If you know the name Markus Zusak, it's probably because you've heard of and/or read his YA novel, The Book Thief. It's popular, been on several "Must Read" lists and has now been made into a feature film coming soon to theaters near you. I borrowed my roommate's copy and you know what? It didn't do it for me, though I desperately wanted it to. It's got an interesting writing style, with the narrator being Death, and I tend to like gimmicks like that, but not this time. Maybe it was just because it's a period piece and that's not typically a genre I connect well with, or because the main character was also considerably younger than my age range at the time.
Or maybe I just had outrageously high expectations because I read Markus Zusak's "other book" first. It's called I Am the Messenger here in the states, and just The Messenger elsewhere. I picked it up at a bookstore knowing nothing about it. The cover didn't look all that appealing, but I'd read a page or two in the store and liked the writing style and decided to take a chance on it.
I devoured the novel in hours and to this day, though I'm loathe to play favorites between books, it is one of mine.
I Am the Messenger is about an underage cab driver named Ed Kennedy, and here's a few things about him: he's smart but unambitious, working a dead-end job and living a dead-end life. He's pathetic in romance, in the eyes of his Ma,and generally going nowhere in a run-down town filled with run-down people. He's averagely average with no prospects for more. Until the day he unwittingly stops a bank robbery in progress. Until the day he gets the first ace in the mail.
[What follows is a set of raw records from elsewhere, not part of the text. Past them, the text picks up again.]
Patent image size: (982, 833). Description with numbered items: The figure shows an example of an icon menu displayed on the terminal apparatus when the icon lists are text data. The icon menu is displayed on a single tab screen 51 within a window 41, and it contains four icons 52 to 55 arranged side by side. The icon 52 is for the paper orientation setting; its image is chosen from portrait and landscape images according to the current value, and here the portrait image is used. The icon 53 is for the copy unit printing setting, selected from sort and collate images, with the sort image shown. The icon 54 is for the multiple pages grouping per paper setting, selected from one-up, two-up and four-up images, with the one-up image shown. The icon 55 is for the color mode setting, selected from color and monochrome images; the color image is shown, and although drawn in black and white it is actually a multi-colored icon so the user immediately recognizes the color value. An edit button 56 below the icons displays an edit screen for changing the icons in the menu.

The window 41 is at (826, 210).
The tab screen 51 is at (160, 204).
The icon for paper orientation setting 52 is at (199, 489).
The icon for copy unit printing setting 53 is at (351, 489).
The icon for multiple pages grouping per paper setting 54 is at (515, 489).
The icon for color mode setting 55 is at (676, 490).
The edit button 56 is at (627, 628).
From then on, Ed is thrown into a whirlwind beyond what he could have imagined. The first ace playing card gave him a list of addresses, at each address something he needed to fix. They range from the unimaginably horrific to the simply sad, and it's up to Ed to change everything: change the world with one good deed at a time, lose himself in the beautiful broken people, and learn to live up to his potential. It's narrated by Ed himself, and somehow from his simple and average perspective, the flowing metaphors and sensory descriptions are even more poignant.
Not to sound overly sentimental, but it truly is beautiful.
In short, I never did finish The Book Thief. I tried and wanted to like it because of the author recognition, but it didn't capture me in the same way. And I'm fairly sure I'll watch the film, but even if it takes me in more than the novel could, my heart will still be with Ed and the Aces.